Entertainment, Games, Technology – wOOt?!

There’s been some interesting blogposts lately about the frustrations of what articles to put where, what to discuss where and what words describe what?

Aleks, at The Guardian Games Blog ponders on the acceptability to blog about social software in a games oriented blog. Second Life (which my puter stubbornly is denying me access to), MySpace, Flickr and del.icio.us all encompass play, as well – but is it right to discuss them in a games blog?

“For me, social software often fits the bill more so than goal-directed environments in which I have to shoot things (badly), solve puzzles (incorrectly) or collect items I don’t care about (slowly). Yet in these environments there is play. Even if the play is not formal, there are playful experiences. And so I think they deserve as much time on here as the latest chart toppers.”

I think I disagree. I think we’ve moved beyond this now – these places deserve their own spaces for discussion. But ofcourse, sometimes these social software sites produce games as well and sometimes people make some fascinating gaming observations of them, like “Digg-ing the game”! Which definitely deserves discussion in a games blog!

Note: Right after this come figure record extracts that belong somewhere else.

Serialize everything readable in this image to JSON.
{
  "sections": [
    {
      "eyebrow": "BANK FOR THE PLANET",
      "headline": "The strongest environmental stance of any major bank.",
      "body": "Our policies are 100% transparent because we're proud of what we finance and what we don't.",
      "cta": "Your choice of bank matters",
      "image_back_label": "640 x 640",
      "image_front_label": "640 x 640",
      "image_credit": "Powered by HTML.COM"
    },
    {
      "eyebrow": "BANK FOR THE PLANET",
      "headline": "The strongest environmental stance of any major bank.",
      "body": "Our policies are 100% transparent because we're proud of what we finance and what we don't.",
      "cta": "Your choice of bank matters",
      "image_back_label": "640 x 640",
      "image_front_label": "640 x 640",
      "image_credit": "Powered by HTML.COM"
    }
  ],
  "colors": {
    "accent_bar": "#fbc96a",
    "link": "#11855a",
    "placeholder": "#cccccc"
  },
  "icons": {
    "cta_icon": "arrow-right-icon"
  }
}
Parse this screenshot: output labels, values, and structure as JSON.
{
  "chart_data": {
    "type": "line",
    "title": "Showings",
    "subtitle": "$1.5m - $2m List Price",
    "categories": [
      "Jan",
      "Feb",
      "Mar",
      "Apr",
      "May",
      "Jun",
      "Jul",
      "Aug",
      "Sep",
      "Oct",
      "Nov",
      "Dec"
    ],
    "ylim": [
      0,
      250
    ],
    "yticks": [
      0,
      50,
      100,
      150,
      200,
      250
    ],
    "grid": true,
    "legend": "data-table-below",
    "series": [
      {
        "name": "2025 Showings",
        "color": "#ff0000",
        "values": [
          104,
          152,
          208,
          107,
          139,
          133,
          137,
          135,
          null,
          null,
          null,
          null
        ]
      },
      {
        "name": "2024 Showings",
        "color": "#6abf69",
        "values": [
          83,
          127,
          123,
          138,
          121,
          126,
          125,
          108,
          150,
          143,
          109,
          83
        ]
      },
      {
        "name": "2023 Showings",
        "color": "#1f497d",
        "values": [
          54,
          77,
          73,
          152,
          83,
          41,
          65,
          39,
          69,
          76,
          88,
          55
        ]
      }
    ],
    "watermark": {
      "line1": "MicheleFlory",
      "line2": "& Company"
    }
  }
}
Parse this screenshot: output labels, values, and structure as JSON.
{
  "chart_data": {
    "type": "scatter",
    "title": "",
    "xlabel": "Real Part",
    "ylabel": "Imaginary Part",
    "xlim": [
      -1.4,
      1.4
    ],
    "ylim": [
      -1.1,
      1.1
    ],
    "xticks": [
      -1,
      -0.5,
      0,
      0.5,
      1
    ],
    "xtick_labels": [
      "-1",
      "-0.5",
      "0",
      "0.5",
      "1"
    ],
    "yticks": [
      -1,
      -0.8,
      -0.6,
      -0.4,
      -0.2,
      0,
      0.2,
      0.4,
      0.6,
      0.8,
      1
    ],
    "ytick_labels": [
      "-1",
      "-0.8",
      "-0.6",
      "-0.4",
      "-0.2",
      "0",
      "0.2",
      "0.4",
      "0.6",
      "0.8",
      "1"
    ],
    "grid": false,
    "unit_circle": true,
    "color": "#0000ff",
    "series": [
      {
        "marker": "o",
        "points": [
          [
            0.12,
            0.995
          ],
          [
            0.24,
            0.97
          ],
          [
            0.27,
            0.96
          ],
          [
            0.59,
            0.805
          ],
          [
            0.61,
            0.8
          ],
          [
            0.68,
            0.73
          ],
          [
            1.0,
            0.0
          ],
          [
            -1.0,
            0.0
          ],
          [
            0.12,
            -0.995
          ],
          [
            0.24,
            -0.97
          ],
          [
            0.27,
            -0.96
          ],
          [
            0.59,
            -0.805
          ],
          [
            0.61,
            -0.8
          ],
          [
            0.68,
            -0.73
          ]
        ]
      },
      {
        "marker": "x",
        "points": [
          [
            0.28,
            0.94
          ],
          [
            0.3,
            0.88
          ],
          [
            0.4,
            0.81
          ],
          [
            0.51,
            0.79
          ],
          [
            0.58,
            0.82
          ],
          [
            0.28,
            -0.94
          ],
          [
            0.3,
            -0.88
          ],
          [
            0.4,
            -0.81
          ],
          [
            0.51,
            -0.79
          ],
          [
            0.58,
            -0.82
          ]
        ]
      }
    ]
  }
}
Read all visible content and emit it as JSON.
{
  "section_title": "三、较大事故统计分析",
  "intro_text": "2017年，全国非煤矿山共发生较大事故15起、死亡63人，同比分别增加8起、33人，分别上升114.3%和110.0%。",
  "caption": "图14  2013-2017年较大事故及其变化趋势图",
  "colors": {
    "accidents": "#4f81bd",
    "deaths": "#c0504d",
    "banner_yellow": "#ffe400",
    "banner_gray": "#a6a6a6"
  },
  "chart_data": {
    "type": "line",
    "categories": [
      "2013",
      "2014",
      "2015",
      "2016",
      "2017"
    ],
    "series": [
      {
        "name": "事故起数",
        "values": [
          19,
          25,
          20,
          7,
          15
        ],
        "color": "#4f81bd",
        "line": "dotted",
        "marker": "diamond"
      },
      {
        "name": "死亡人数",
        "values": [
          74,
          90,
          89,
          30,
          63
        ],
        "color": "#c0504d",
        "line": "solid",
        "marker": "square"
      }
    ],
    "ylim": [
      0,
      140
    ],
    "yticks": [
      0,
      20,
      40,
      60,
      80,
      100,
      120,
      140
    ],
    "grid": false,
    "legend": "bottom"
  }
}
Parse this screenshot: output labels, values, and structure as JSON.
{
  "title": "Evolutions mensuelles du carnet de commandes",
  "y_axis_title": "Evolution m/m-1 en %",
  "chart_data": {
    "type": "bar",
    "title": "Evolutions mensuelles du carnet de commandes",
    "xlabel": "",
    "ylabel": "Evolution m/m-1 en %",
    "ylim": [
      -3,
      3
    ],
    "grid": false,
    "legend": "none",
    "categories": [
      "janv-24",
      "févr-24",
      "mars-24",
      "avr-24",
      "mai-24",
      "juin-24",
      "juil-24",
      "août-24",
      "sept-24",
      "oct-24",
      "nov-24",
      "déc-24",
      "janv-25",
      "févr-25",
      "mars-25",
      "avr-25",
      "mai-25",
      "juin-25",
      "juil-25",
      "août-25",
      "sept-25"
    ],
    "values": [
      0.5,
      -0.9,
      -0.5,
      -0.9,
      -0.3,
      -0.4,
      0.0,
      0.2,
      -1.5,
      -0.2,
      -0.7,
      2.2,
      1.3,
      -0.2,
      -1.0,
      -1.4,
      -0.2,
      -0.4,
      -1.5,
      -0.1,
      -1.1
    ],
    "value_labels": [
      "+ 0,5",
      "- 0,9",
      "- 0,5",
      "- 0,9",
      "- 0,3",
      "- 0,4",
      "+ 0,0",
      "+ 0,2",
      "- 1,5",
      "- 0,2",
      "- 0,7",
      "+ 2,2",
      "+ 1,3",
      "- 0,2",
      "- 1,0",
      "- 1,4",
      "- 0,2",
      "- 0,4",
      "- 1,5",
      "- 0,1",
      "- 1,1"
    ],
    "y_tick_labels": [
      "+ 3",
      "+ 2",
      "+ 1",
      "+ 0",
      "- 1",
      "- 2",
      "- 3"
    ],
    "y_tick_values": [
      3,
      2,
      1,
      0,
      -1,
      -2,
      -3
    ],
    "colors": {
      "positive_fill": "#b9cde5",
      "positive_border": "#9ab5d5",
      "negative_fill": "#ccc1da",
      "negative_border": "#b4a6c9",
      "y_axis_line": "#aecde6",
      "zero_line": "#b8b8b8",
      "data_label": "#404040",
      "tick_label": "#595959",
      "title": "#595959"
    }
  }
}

Meanwhile, over at Wonderland, Alice ponders about BBC’s editorial decision to report that the World of Warcraft expansion is delayed in the Technology section, alongside news about YouTube and Google. I think a lot of news about World of Warcraft is very interesting to technology readers and definitely deserves space there as a lot of what’s going on there has to do with technology, culture and society. But that the expansion is delayed is pure entertainment news, to be sure! I understand that it can be confusing at times, though. Seb Potter has a comment which I agree with:

“I’d like to see “Virtual” as a section, but I guess you’d start to need to just duplicate all the categories of real-life news eventually.”

I’m partial to ‘Virtual Life’ as a section. Some World of Warcraft news is pure gaming news, technology news and virtual life news – we shouldn’t have to think that just because World of Warcraft is a game, that all news from within has to be documented in a games section. And I certainly feel that there is room for another section of news with the title ‘Virtual Life’ – I’m sure most gamers who don’t play Second Life are extremely tired of all the Second Life news in their medium, and well…Second Life isn’t a game! BUT! If someone were to design a really cool game in Second Life – I’m sure they’d love to read about it! And as for the technology section, I’m sure the social impact new technology has had in MMORPGs is only interesting to a certain point, I think it’s time to move on! Unless you’re actually interested in ‘virtual life’! Sigh…am I making any sense?
It certainly is obvious that we’re at a crossroads here, which is so exciting! I can imagine myself as a granny someday saying “Oh…I remember back when we thought these worlds were just games for pure entertainment! Ha ha ha! We were so naive!”

So here’s an interesting dilemma!

I’m a terrible sister!! My sister’s birthday is tomorrow and I STILL haven’t found her a gift! She lives in Australia and I’ve been surfing around for a couple of days trying to find something VERY modest for my student budget. There’s a few options out there that seem modest…but the cost is so much more!
So…my sister is an eager WoW’er…and I’m wondering….how unethical would it be for me to buy her a gift certificate for virtual goods?